- Cover of Archie Giant Series Magazine 1 (1954) .

Publication information
- Publisher: Archie Comics
- Schedule: bimonthly
- Publication date: 1954–July 1992
- No. of issues: 332 (see below)

= Archie Giant Series =

Archie Giant Series is a comic book title published by Archie Comics from 1954 to 1992, which featured an ever revolving subtitle. It began in 1954 as Archie's Christmas Stocking, and continued with this title for six yearly issues. Beginning with the seventh issue, Katy Keen Holiday Fun (September 1960), the book began to be published more frequently and feature a number of different titles, each with the cover heading Archie Giant Series. Titles included World of Archie, World of Jughead, Katy Keene, Betty and Veronica Summer Spectacular, Sabrina's Christmas Magic and many others, including additional appearances of Archie's Christmas Stocking.

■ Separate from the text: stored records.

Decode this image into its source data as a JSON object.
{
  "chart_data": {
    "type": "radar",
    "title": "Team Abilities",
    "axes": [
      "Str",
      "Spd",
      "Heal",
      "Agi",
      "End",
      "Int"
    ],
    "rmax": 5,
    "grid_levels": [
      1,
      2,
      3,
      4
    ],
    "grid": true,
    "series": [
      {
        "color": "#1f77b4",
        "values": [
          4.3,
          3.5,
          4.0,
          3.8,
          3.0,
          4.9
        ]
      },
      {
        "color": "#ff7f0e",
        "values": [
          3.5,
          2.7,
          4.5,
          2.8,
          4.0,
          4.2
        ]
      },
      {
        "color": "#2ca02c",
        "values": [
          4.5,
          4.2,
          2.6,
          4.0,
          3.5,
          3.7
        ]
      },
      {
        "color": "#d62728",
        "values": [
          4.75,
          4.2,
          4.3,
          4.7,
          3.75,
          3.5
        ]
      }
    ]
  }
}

The book became a regular 32-page book with issue #234 (June 1975). while still retaining the "Giant" in the title. One additional interesting item about this title is that it twice skipped in its numbering: it continued up to #35, then skipped to #136; it then continued up to #251, then skipped to #452 and continued to #632 (July 1992). It was replaced with the quarterly books Archie and Friends (1992–2012), Betty and Veronica Spectacular (1992–2009), and World of Archie (1992–1996).